Effects of lysed Enterococcus faecalis FK-23 on allergen-induced serum antibody responses and active cutaneous anaphylaxis in mice.

Author information

1
Central Research Laboratories, Nichinichi Pharmaceutical Co. Ltd, Mie, Japan. labo@nichinichi-phar.co.jp

Abstract

BACKGROUND:

Our previous studies have presented evidence that lysed Enterococcus faecalis FK-23 (LFK), a lysozyme and heat-treated probiotic product, can inhibit allergen-induced local accumulation of eosinophils in mice.

OBJECTIVE:

The purpose of this experimental study was to evaluate the influence of orally administrated LFK on the host immune responses.

METHODS:

BALB/c mice were sensitized subcutaneously, and challenged intraperitoneally by cedar pollen allergen. Blood and spleen samples were collected after oral administration of LFK 60 mg/day for 21 days. The serum levels of total and allergen-specific IgE and IgG2a antibodies and the production of IL-4, IL-5 and IFN-gamma generated by allergen-stimulated cultured splenocytes were determined. Additionally, the effect of LFK on active cutaneous anaphylaxis (ACA) induced by ovalbumin (OVA) challenge in mice was measured after 28 days LFK treatment.

RESULTS:

No significant differences in serum immunoglobulin levels, as well as in cytokine production of splenocytes were observed between LFK-treated and control mice (P>0.05).

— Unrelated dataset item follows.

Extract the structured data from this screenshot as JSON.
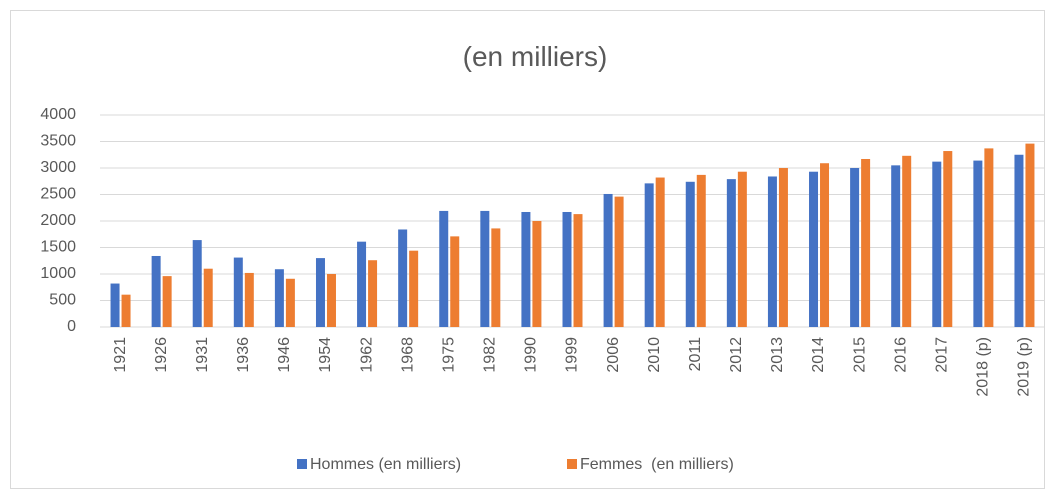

There was, however, an increasing tendency of allergen-specific IgG2a level in mice after LFK treatment for 21 days compared with controls (P=0.060). Furthermore, the serum ratio of specific IgE to IgG2a was found to be significantly decreased in the LFK group (P=0.005). In addition, a significant inhibition of OVA-induced ACA reaction was observed in mice that had been fed for 28 days with LFK compared with control mice (P=0.008).

CONCLUSION:

These results suggest that LFK shows an anti-inflammatory effect, which may be part of the mechanism for protection against IgE-mediated allergy.